When I return, he’s still standing where I left him, hands shoved into his pockets. He says he’s underestimated me.
I plop myself back down on the sofa and light another cigarette. “Of course you did. You’re a man.”
“It won’t happen again,” he says grimly.
“Oh, don’t kick yourself. It’s perfectly natural.” My pocketbook lies on the sofa table, next to the cigarettes. I reach for it—open it wide—draw out the postcard and the letter. “Perhaps I should have given these to you sooner, but I needed to know you were a man I could trust.”
Fox looks greedily at my hand.

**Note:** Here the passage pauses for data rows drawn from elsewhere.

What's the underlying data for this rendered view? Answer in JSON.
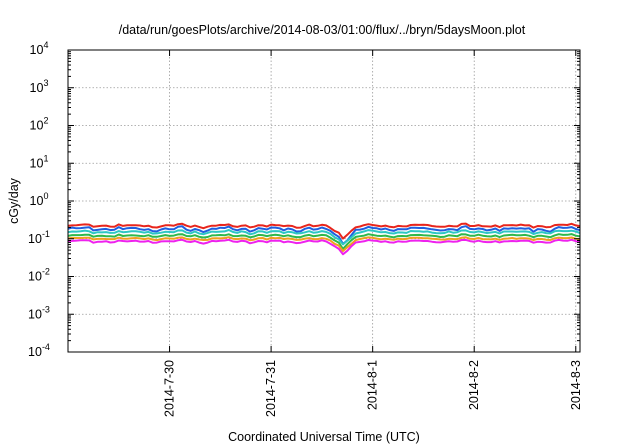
{
  "chart_data": {
    "type": "line",
    "title": "/data/run/goesPlots/archive/2014-08-03/01:00/flux/../bryn/5daysMoon.plot",
    "xlabel": "Coordinated Universal Time (UTC)",
    "ylabel": "cGy/day",
    "y_scale": "log",
    "ylim": [
      0.0001,
      10000
    ],
    "xlim": [
      "2014-07-29 00:00",
      "2014-08-03 01:00"
    ],
    "y_ticks": [
      {
        "value": 0.0001,
        "base": "10",
        "exp": "-4"
      },
      {
        "value": 0.001,
        "base": "10",
        "exp": "-3"
      },
      {
        "value": 0.01,
        "base": "10",
        "exp": "-2"
      },
      {
        "value": 0.1,
        "base": "10",
        "exp": "-1"
      },
      {
        "value": 1,
        "base": "10",
        "exp": "0"
      },
      {
        "value": 10,
        "base": "10",
        "exp": "1"
      },
      {
        "value": 100,
        "base": "10",
        "exp": "2"
      },
      {
        "value": 1000,
        "base": "10",
        "exp": "3"
      },
      {
        "value": 10000,
        "base": "10",
        "exp": "4"
      }
    ],
    "x_ticks": [
      "2014-7-30",
      "2014-7-31",
      "2014-8-1",
      "2014-8-2",
      "2014-8-3"
    ],
    "x_tick_dates": [
      "2014-07-30",
      "2014-07-31",
      "2014-08-01",
      "2014-08-02",
      "2014-08-03"
    ],
    "grid": true,
    "dip": {
      "date": "2014-07-31 17:00",
      "factor": 0.55
    },
    "series": [
      {
        "color": "#e8251c",
        "baseline": 0.22,
        "amplitude": 0.16
      },
      {
        "color": "#1f5fe0",
        "baseline": 0.18,
        "amplitude": 0.22
      },
      {
        "color": "#2cc7c3",
        "baseline": 0.15,
        "amplitude": 0.16
      },
      {
        "color": "#2fb84a",
        "baseline": 0.12,
        "amplitude": 0.14
      },
      {
        "color": "#f0a01e",
        "baseline": 0.1,
        "amplitude": 0.12
      },
      {
        "color": "#ee22ee",
        "baseline": 0.085,
        "amplitude": 0.14
      }
    ]
  }
}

I hold it out, and he plucks the papers free and frames his fingers delicately around the edges while he examines each one, first the postcard and then the letter in its envelope. If I didn’t know any better, I’d say the expression on his face—such as it is—suggests something like relief.
“It’s been opened already.”
“No kidding, Sherlock.”
He ignores me, of course—just lifts the flap of the envelope with so delicate a touch, you simply can’t imagine those fingers gripping an object so vulgar as a pigskin. Holding the extreme corner of one side of the letter, he eases it from its wrapper like a whisper and spreads it out on the sofa table. He bends over the paper and reads Iris’s words. Then he picks up the envelope and examines that, too, every letter and especially the postmark, before at last he looks up at me.